Our study has some limitations. First, quasi-experimental designs are viable alternatives to randomized clinical trials. The patients in our study were not randomly assigned to the two treatment conditions, and we cannot be certain whether the differences were due to the intervention or to pretreatment differences between the groups. For example, we were unable to control all potential confounders such as physical activity, educational history, and economic aspects. Second, history is another internal validity threat to quasi-experimental designs. Our control group was treated 1 to 2 years prior to the patients who received PNE. Although the surgical and implantation procedures may have varied throughout the study period, we are unaware of evidence indicating that the differences found in this study were due to differences in surgical techniques over this relatively short time interval. This aspect should be taken into account when interpreting the results. Third, the patients were not blinded to the treatments, which could have resulted in overestimation of the benefits.
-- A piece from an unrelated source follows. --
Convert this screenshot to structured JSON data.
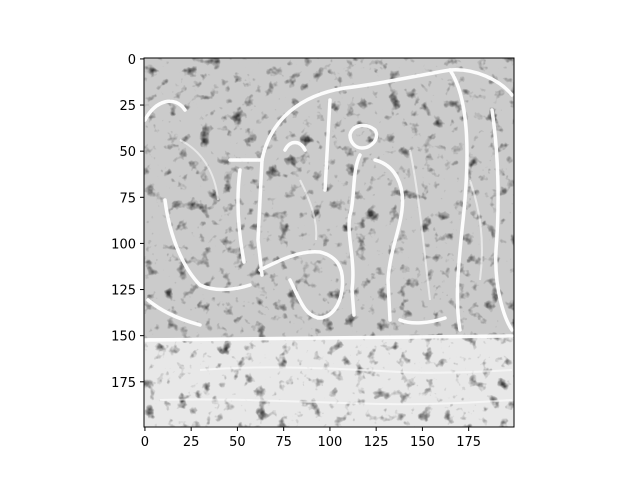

The PCS score that proved effective in this study was based on a questionnaire survey, and the possibility of describing good results after the intervention in the PNE group cannot be denied. Fourth, the differences in the effect of PNE might have been only due to an increase in contact hours with the patients. Fifth, this study included a mixture of highly catastrophizing and non-catastrophizing patients. High catastrophizing is generally accepted to be present in patients with a PCS score of > 30 points [51]. In the future, we will assess highly catastrophizing patients with a PCS cut-off of > 30 points.

Conclusion

Physical therapist-prescribed rehabilitation combined with postoperative PNE, consistent with a biopsychosocial approach in patients undergoing HTO, conferred small benefits in pain catastrophizing compared with rehabilitation alone. Further studies will need to provide PNE intervention timing and long-term verification that PNE prevents high rates of opioid prescription and lowers health care costs.